Grosse sanction boursière pour Carrefour. Le titre du distributeur chute de plus de 10% jeudi après la publication de résultats semestriels en berne, plombés notamment par les contreperformances du groupe en France.

Sur les sept premiers mois de 2017, sa part de marché a reculé à 20,6% dans l'Hexagone (contre 21,1% pour la même période de 2016), derrière son grand concurrent Leclerc, qui a vu la sienne grimper à 21,2%, selon Kantar WorldPanel. Face à cette érosion le groupe s'est lancé dans des baisses de prix et des promotions massives qui lui ont permis de renouer avec la croissance dans ses hypermarchés au deuxième trimestre mais qui ont lourdement pesé sur sa rentabilité.

Son résultat opérationnel a ainsi reculé de 36% en France et de 25% en Europe, en raison notamment des coûts de transformation et d'intégration des magasins Eroski en Espagne et Billa en Roumanie. L'amélioration des performances en Chine et au Brésil ne suffit pas à compenser cette chute et le résultat opérationnel du groupe ressort en baisse de 12% (21% à taux de change constants), à 621
millions d'euros, contre 666 millions attendus par les analystes.

"Nous pensions que les résultats du S1 permettraient d'escompter une amélioration du profil bénéficiaire au S2. Que nenni, puisqu'en l'occurrence les tendances du S1 devraient être reconduites sur l'ensemble de l'année", commente Invest Securities dans une note. Carrefour table en effet sur une baisse de 12% de son résultat opérationnel cette année, à 2,07 milliards d'euros, très loin des 2,4 milliards estimés jusqu'à présent par les analystes. Le groupe a par ailleurs revu à la baisse sa fourchette de croissance des ventes, entre 2 et 4% contre 3-4% précédemment.
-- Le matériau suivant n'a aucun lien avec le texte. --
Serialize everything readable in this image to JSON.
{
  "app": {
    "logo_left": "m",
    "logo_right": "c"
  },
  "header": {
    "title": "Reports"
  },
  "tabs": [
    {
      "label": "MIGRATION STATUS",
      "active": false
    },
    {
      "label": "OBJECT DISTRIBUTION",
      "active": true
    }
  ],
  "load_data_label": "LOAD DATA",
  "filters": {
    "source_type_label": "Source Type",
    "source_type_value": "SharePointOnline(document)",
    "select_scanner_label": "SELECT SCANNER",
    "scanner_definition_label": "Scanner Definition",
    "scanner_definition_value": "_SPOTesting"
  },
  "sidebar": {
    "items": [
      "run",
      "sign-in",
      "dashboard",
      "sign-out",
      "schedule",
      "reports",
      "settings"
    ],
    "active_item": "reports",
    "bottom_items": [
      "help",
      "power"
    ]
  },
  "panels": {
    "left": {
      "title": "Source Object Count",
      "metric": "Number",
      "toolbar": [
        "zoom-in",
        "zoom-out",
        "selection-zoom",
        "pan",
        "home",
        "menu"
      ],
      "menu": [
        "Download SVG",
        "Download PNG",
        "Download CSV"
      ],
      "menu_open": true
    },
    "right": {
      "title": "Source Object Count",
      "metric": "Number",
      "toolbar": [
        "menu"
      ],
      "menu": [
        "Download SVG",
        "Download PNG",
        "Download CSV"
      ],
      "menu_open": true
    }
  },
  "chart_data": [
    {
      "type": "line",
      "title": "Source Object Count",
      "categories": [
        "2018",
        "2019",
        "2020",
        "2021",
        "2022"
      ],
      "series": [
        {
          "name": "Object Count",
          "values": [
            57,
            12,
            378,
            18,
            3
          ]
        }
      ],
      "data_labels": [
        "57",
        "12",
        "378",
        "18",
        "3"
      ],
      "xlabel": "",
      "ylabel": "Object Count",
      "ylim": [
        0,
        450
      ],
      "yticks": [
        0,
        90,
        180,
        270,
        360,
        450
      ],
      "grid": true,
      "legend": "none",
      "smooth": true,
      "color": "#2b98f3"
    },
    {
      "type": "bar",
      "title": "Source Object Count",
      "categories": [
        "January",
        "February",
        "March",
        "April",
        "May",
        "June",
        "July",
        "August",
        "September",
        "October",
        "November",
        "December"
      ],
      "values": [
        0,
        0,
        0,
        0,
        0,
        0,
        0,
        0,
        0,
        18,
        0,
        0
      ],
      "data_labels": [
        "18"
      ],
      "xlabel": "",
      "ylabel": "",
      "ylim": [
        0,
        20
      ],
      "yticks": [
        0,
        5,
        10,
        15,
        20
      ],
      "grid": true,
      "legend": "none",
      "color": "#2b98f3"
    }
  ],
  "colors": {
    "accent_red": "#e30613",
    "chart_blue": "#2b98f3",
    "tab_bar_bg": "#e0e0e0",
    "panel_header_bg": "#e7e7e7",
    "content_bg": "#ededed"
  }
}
Prenant brièvement la parole lors d'une conférence téléphonique avec les analystes, le nouveau PDG Alexandre Bompard s'est dit conscient de "l'ampleur et de la difficulté de la tâche à accomplir" tout en promettant d'améliorer les performances opérationnelles d'un groupe qui "dispose d'un énorme potentiel, de très solides actifs et d'une structure financière saine". Tout en annonçant un plan d'action "avant la fin de l'année", il a évoqué la nécessité d'accélérer la transformation digitale, d'adapter le format des hypers français aux nouveaux comportements des consommateurs et au e-commerce, de simplifier l'organisation ou d'accroître les synergies. Ces dernières semaines le titre Carrefour a souffert, tout comme ses pairs, de l'offensive d'Amazon dans la distribution alimentaire avec le rachat de Whole Foods, assorti de baisses de prix.